Now, rebuild your dev container in VSCode. At the end of the rebuild process, you should see a new terminal window that will run the above command, installing our package in development mode.

To check that everything is working correctly, open the Julia REPL and try loading our package:

julia> using MyPackage
[ Info: Precompiling MyPackage [e94922da-031a-4938-8ed5-8bef1659fee7]

We’re in business!

Since our objective is to be able to use Julia from python, let’s open up our IPython REPL and also verify that our package works.

>>> from julia import MyPackage
>>> MyPackage.weighted_sample([0.1, 0.2, 0.3, 0.3, 0.1])
4

Look at that: we can just import the package like a regular python package! No more include scattered throughout.

Continuing Development

You’ll likely want to be able to continue development of your package now that we’ve got things setup. One helpful tool here is the Revise.jl package we installed through the Dockerfile. You can even set this up to work with ipython, similar to the %autoreload magic, so that any change in your Julia package code is reflected in your python environment. Let’s check that out.

Start up an ipython REPL, and then immediately type these magic commands:

%config JuliaMagics.revise = True
%load_ext julia.magic

This will turn on Revise for this REPL session. Let’s load our package and play around.

>>> from julia import MyPackage
>>> MyPackage.weighted_sample([0.1, 0.2, 0.3, 0.3, 0.1])
1

Nothing new here. Keeping your IPython REPL session open, let’s add a new function to our package, in MyPackage/src/functions.jl:

# MyPackage/src/functions.jl
newfunc() = println("A new function, cool!")
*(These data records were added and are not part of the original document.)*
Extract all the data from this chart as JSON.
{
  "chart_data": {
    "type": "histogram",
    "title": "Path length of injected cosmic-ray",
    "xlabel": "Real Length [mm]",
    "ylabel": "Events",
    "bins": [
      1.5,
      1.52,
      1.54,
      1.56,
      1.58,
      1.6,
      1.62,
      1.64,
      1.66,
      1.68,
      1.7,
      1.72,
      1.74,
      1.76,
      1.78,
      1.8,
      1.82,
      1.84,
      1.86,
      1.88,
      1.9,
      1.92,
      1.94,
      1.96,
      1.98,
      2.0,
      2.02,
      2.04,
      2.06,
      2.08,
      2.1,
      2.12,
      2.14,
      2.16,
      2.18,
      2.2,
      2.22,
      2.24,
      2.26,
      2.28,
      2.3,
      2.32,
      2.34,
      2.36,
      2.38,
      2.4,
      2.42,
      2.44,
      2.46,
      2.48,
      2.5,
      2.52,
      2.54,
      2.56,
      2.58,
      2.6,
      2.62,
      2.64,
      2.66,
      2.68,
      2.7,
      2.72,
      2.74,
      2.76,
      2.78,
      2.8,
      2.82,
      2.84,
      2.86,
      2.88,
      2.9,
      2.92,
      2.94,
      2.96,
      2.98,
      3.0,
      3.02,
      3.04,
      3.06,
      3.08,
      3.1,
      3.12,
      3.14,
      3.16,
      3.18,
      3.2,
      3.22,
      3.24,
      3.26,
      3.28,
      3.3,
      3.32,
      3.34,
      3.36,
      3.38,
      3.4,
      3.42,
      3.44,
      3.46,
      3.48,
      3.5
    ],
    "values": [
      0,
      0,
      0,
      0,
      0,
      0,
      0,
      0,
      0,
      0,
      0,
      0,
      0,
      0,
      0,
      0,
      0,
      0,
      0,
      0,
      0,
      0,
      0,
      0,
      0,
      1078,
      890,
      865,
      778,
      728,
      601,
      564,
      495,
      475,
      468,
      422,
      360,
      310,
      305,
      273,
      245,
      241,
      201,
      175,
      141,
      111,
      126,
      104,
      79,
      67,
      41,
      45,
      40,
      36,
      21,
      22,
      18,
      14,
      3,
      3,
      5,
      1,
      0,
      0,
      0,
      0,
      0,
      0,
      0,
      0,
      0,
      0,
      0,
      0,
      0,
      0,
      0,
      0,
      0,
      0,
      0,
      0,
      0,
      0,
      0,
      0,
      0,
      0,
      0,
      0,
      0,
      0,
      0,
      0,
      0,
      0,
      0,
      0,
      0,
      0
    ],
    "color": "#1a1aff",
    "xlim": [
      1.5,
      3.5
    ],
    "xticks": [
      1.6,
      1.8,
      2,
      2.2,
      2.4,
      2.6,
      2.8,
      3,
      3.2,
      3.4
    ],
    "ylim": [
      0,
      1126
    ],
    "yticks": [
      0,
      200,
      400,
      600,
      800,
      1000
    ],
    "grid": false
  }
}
Now, back in the REPL, you should be able to call this new function:

>>> MyPackage.newfunc()
A new function, cool!

You can also add these commands to your ipython config to automatically do this upon startup.

Wrap Up & Next Steps

You now have a workflow that should allow you to develop a Julia package alongside your python code. As you continue with development, some natural next steps might be:

  • Finalize your Julia package: pulling it into it’s own repo, checking it into version control, and publishing it to a remote and optionally a registry. You’ll then need to free your development version and add the remote version.
  • Create a Julia sysimage to speed up the startup time. This will be helpful if you add a lot of dependencies with longer startup times. In addition, PyJulia has a function to do this specifically for the dependencies it installs.

Helpful References

The “Why Didn’t You” Section

At several points you might be saying “but Peter, why didn’t you X?” Here’s why:

  • Why didn’t you add the package in development mode through the Dockerfile?

In development mode, Julia links to a local package path. Within our Dockerfile during the build process, we’re operating in a different directory than the working directory of the development container once we’re in it. Thus, we need to declare the path to the dev version of the package relative to the source tree we’re working in, not the docker build context.

  • Why didn’t you create a new Julia environment, then declare your local package as a dependency?

Coming from python, my mental model of environment and package management is a little different than how Julia’s works. I wanted to get a reader up and running without getting bogged down in Julia’s package/project/environment documentation. My understanding is that a “more correct” way to do this, which would be required once the package is finalized, would be to create a root level project and Project.toml, then declare our finalized version of MyPackage as a dependency. This would also be required if we were developing locally, not inside the dev container. However, getting there within this tutorial means potentially managing nested Project.toml files and possibly confusing the reader… but maybe I’m the only one who is confused.